UM POUCO DE POLÍTICA SOBRALENSE- ANÁLISE DAS CAMPANHAS ELEITORAIS DE 1970 E 1972

Esse trabalho de pesquisa foi feito por ocasião da minha monografia de graduação no curso de Ciências Sociais da UVA, onde estudei as memórias do moradores de uma vila sobralense de nome São Vicente, desapropriada e demolida para construção do Perímetro Irrigado do Açude Ayres de Sousa-Jaibaras. Na compreensão de como estava a situação política sobralense no momento da desapropriação da referida vila, achei por necessário fazer um estudo sobre a política eleitoral do município antes e depois da intervenção do Governo Federal, dando ênfase nas campanhas eleitorais de 1970 e 1972, quando o boato da desapropriação já chegava aos ouvidos dos antigos moradores. Não farei no presente momento a análise das gestões dos candidatos estudados.

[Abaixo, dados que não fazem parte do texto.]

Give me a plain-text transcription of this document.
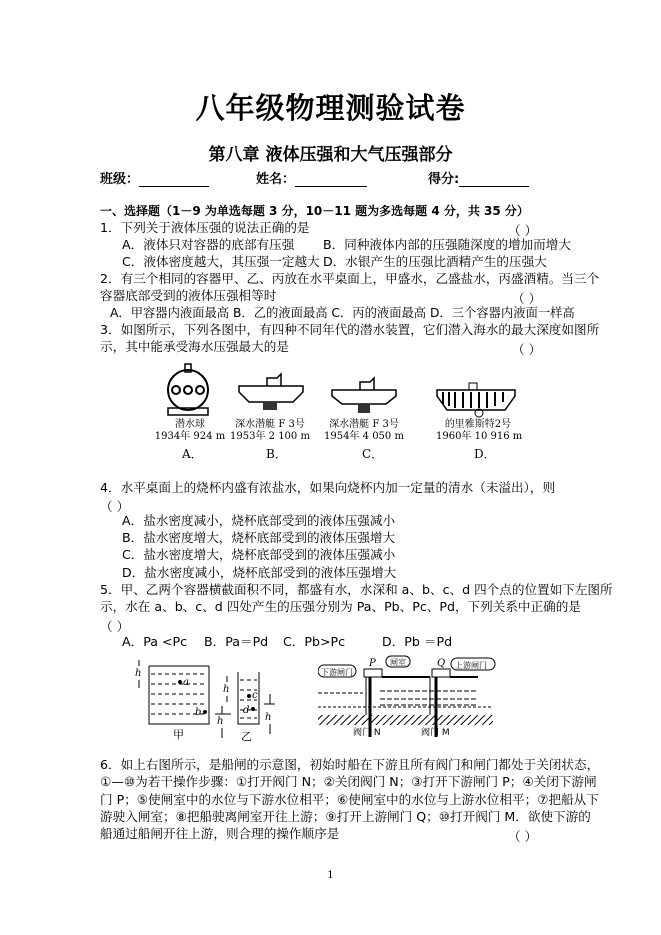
八年级物理测验试卷
第八章 液体压强和大气压强部分
班级：	姓名：	得分:
一、选择题（1－9 为单选每题 3 分，10－11 题为多选每题 4 分，共 35 分）
1．下列关于液体压强的说法正确的是	（ ）
A．液体只对容器的底部有压强 B．同种液体内部的压强随深度的增加而增大
C．液体密度越大，其压强一定越大 D．水银产生的压强比酒精产生的压强大
2．有三个相同的容器甲、乙、丙放在水平桌面上，甲盛水，乙盛盐水，丙盛酒精。当三个
容器底部受到的液体压强相等时	（ ）
A．甲容器内液面最高 B．乙的液面最高 C．丙的液面最高 D．三个容器内液面一样高
3．如图所示，下列各图中，有四种不同年代的潜水装置，它们潜入海水的最大深度如图所
示，其中能承受海水压强最大的是	（ ）
潜水球
1934年 924 m
深水潜艇 F 3号
1953年 2 100 m
深水潜艇 F 3号
1954年 4 050 m
的里雅斯特2号
1960年 10 916 m
A．	B．	C．	D．
4．水平桌面上的烧杯内盛有浓盐水，如果向烧杯内加一定量的清水（未溢出），则
（ ）
A．盐水密度减小，烧杯底部受到的液体压强减小
B．盐水密度增大，烧杯底部受到的液体压强增大
C．盐水密度增大，烧杯底部受到的液体压强减小
D．盐水密度减小，烧杯底部受到的液体压强增大
5．甲、乙两个容器横截面积不同，都盛有水，水深和 a、b、c、d 四个点的位置如下左图所
示，水在 a、b、c、d 四处产生的压强分别为 Pa、Pb、Pc、Pd，下列关系中正确的是
（ ）
A．Pa <Pc B．Pa＝Pd C．Pb>Pc	D．Pb ＝Pd
h
a
b
h
h
c
d
h
甲	乙
P	Q
下游闸门
闸室	上游闸门
阀门 N	阀门 M
6．如上右图所示，是船闸的示意图，初始时船在下游且所有阀门和闸门都处于关闭状态，
①—⑩为若干操作步骤：①打开阀门 N；②关闭阀门 N；③打开下游闸门 P；④关闭下游闸
门 P；⑤使闸室中的水位与下游水位相平；⑥使闸室中的水位与上游水位相平；⑦把船从下
游驶入闸室；⑧把船驶离闸室开往上游；⑨打开上游闸门 Q；⑩打开阀门 M．欲使下游的
船通过船闸开往上游，则合理的操作顺序是	（ ）
1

Diante da necessidade de informações tão concretas e precisas como datas e números para a efetivação dessa análise, fui à procura da mídia impressa, dos antigos jornais da Diocese de Sobral, Correio da Semana. Através deles pude obter informações que unidas com as fornecidas por antigos moradores de São Vicente, bem como sobralenses informados da política da época pude fazer essa síntese.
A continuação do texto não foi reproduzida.